The data engineer needs to identify the source of the error and provide a solution.
Which combinations of steps will meet this requirement MOST cost-effectively? (Select TWO.)
A company wants to combine data from multiple software as a service (SaaS) applications for analysis.
A data engineering team needs to use Amazon QuickSight to perform the analysis and build dashboards. A data engineer needs to extract the data from the SaaS applications and make the data available for QuickSight queries.
Which solution will meet these requirements in the MOST operationally efficient way?
A company's data engineer needs to optimize the performance of table SQL queries. The company stores data in an Amazon Redshift cluster. The data engineer cannot increase the size of the cluster because of budget constraints.
The company stores the data in multiple tables and loads the data by using the EVEN distribution style. Some tables are hundreds of gigabytes in size. Other tables are less than 10 MB in size.
Which solution will meet these requirements?
A company wants to migrate data from an Amazon RDS for PostgreSQL DB instance in the eu-east-1 Region of an AWS account named Account_A. The company will migrate the data to an Amazon Redshift cluster in the eu-west-1 Region of an AWS account named Account_B.
Which solution will give AWS Database Migration Service (AWS DMS) the ability to replicate data between two data stores?
A data engineer needs to debug an AWS Glue job that reads from Amazon S3 and writes to Amazon Redshift. The data engineer enabled the bookmark feature for the AWS Glue job. The data engineer has set the maximum concurrency for the AWS Glue job to 1.
The AWS Glue job is successfully writing the output to Amazon Redshift. However, the Amazon S3 files that were loaded during previous runs of the AWS Glue job are being reprocessed by subsequent runs.
What is the likely reason the AWS Glue job is reprocessing the files?
A company needs to set up a data catalog and metadata management for data sources that run in the AWS Cloud. The company will use the data catalog to maintain the metadata of all the objects that are in a set of data stores. The data stores include structured sources such as Amazon RDS and Amazon Redshift. The data stores also include semistructured sources such as JSON files and .xml files that are stored in Amazon S3.
The company needs a solution that will update the data catalog on a regular basis. The solution also must detect changes to the source metadata.
Which solution will meet these requirements with the LEAST operational overhead?
A company uses Amazon Redshift as its data warehouse. Data encoding is applied to the existing tables of the data warehouse. A data engineer discovers that the compression encoding applied to some of the tables is not the best fit for the data.
The data engineer needs to improve the data encoding for the tables that have sub-optimal encoding.
Which solution will meet this requirement?
A company uses Amazon DataZone as a data governance and business catalog solution. The company stores data in an Amazon S3 data lake. The company uses AWS Glue with an AWS Glue Data Catalog.
A data engineer needs to publish AWS Glue Data Quality scores to the Amazon DataZone portal.
Which solution will meet this requirement?
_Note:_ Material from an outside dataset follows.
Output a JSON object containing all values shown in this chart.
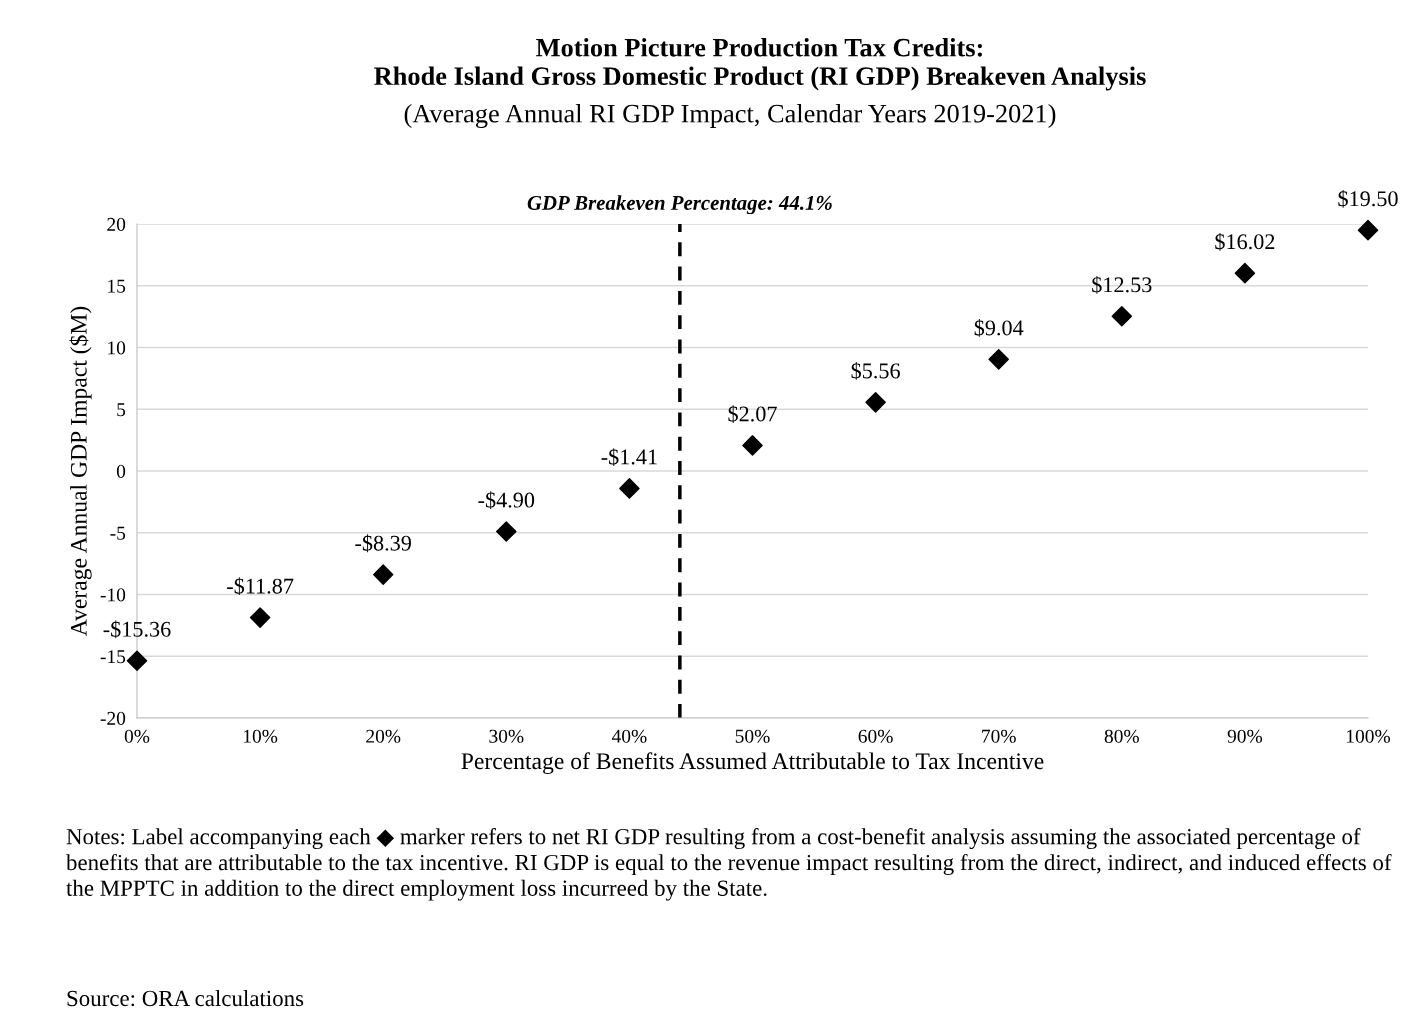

A company has multiple applications that use datasets that are stored in an Amazon S3 bucket. The company has an ecommerce application that generates a dataset that contains personally identifiable information (PII). The company has an internal analytics application that does not require access to the PII.
To comply with regulations, the company must not share PII unnecessarily. A data engineer needs to implement a solution that with redact PII dynamically, based on the needs of each application that accesses the dataset.
Which solution will meet the requirements with the LEAST operational overhead?
A company is using Amazon S3 to build a data lake. The company needs to replicate records from multiple source databases into Apache Parquet format.
Most of the source databases are hosted on Amazon RDS. However, one source database is an on-premises Microsoft SQL Server Enterprise instance. The company needs to implement a solution to replicate existing data from all source databases and all future changes to the target S3 data lake.
Which solution will meet these requirements MOST cost-effectively?
TOP CODES
Top selling exam codes in the certification world, popular, in demand and updated to help you pass on the first try.